Denninger of MarketTimer has very convincingly shown the correlation of the weak dollar strong stock market and strong dollar weak stock market beginning in late 2008 to the point where the market is conservatively 20% over valued. In my mind the stock market has become a carry trade. During this stock market upturn, the banks had ability to issue stock and debt to add to their capitalization which still leaves their balance sheets a fiction. If Bank of America valued its assets using the same process forced on Fannie May and Freddie Mac, it would have to post a 50-80 billion dollar loss provision.

Is there no one advocating the principles of James Tobin?

To Paul Krugman I wrote:

Could you comment in a future post or article on how James Tobin  might approach the current unemployment, deficit, liquidity, weak/strong dollar, and credit issues of the current financial crisis?

When I read a reasonable article by James Gagnon on The Baseline Scenario entitled, "Who's Afraid of a Falling Dollar?"  and come away from it with a queasy disgusting feeling, I have to ask who is standing up for the principles of James Tobin with respect to unemployment?  How is unemployment not being used to hold inflation down while the systemically dangerous recapitalize?  Is credit rationing keeping unemployment high?

Would a Tobin Tax on futures trading like oil and on derivative transactions be productive in limiting "unproductive" financial transactions, particularly when the trading profits become so risky they create unemployment, while maintaining liquidity and still be consistent with his fear of selective, knee jerk governmental regulation?  (I found Allessandri and Haldane's "Banking on the State" November 2009 Bank of England interesting in this regard).

I find it hard to believe he would tolerate arguments that it is ok and a good thing to have a "Jobless Prosperity" as I saw headlines on this week.
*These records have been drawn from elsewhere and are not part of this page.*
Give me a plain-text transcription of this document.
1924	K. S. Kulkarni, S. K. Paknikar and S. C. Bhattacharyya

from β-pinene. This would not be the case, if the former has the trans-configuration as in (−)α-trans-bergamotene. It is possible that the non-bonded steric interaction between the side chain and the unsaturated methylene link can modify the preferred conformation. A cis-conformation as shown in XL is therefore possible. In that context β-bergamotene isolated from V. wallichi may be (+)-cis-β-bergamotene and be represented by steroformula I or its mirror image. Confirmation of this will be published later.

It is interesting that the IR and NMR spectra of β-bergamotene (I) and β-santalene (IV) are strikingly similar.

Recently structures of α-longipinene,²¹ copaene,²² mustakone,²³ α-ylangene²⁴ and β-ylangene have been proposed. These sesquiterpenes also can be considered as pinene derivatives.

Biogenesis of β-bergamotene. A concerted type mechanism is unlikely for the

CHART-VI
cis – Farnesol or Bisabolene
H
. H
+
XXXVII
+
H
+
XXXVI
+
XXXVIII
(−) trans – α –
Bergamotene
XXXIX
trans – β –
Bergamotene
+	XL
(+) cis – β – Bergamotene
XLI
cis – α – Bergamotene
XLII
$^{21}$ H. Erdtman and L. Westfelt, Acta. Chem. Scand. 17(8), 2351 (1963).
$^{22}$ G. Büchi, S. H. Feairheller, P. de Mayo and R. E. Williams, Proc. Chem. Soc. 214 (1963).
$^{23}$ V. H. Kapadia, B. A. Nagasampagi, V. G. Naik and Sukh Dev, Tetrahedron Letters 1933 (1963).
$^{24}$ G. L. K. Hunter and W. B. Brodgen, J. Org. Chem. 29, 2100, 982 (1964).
Yet the legitimate arguments relating to weak dollar/strong dollar in relation to economic recovery, interest rates/credit availability, and how a deficit would be reduced after sustained recovery (I am particularly concerned if a weak dollar would actually extend a deficit longer than a strong dollar recovery; it would seem inflation with a strengthening dollar might be more controllable and lead to deficit reduction with GDP growth faster than inflation with a weak dollar particularly since the United States is a net importing country and we are already seeing higher import prices with a weak dollar).

I see these as very interrelated, but I have probably asked too many questions.

If they write something in the future, good, but my point is that part of the eternal defense of individual liberty is caring. How is it okay to finance the recapitalization of systemically dangerous financial firms on the families of unemployed workers while at the same time we refuse to fire the executives who ran these systemically dangerous firms and programs and we refuse to strip the improperly valued toxic assets from their hands and off their balance sheets? Sweden did it in the 1990's and kept the banks private and stronger. Why can't we do it?